Scholars at Ngā Pae o te Māramatanga call for a 1988 report to be our blueprint for how we begin to restructure our country in the wake of Covid-19.
Written more than three decades ago by Māori for the Department of Social Welfare, Puao-Te-Ata-Tu: Realising the Promise of a New Day recognised that the issues facing Māori resulted from failing systems of state provision underpinned by a broader context of colonisation, racism, and structural inequity.
Amohia Boulton (Ngāti Ranginui, Ngai te Rangi, Ngāti Pukenga), Michelle Levy (Waikato-Tainui, Ngāti Mahuta) and Lynley Cvitanovic (Ngāti Pākehā) write that our whānau, hapū, iwi and Māori community responses to COVID-19 brought to life what Puao-Te-Ata-Tu so clearly articulated. Those responses demonstrated the vast potential that lies within Māori communities, when adequately resourced, to successfully meet the challenges of modern life.
During 2018–2019 several government-initiated reviews and inquiries focused on issues of critical importance for Aotearoa New Zealand. Without exception, these reviews identified profoundly failing state sector systems particularly for Māori, stressing an urgent need for bold transformational change.

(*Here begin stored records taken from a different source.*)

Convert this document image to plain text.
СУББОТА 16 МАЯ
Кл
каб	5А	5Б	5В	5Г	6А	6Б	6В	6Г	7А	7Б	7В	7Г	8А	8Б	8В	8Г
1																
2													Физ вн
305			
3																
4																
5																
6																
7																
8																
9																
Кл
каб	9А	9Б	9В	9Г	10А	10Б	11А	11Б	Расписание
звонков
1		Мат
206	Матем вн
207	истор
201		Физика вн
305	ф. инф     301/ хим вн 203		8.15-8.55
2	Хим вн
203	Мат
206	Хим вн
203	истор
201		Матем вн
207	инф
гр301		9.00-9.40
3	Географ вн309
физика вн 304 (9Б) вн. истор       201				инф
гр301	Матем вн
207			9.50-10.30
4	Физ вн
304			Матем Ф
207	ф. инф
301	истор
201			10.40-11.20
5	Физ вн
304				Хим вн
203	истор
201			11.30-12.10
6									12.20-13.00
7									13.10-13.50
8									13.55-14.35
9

This sixth Te Arotahi paper from Ngā Pae o te Māramatanga New Zealand’s Māori Centre of Research Excellence returns to the key messages in Puao-Te-Ata-Tu and concludes just as that report did more than 30 years ago, without those in positions of power and influence actively working to eliminate the institutional racism pervading our state institutions, the system will not transform.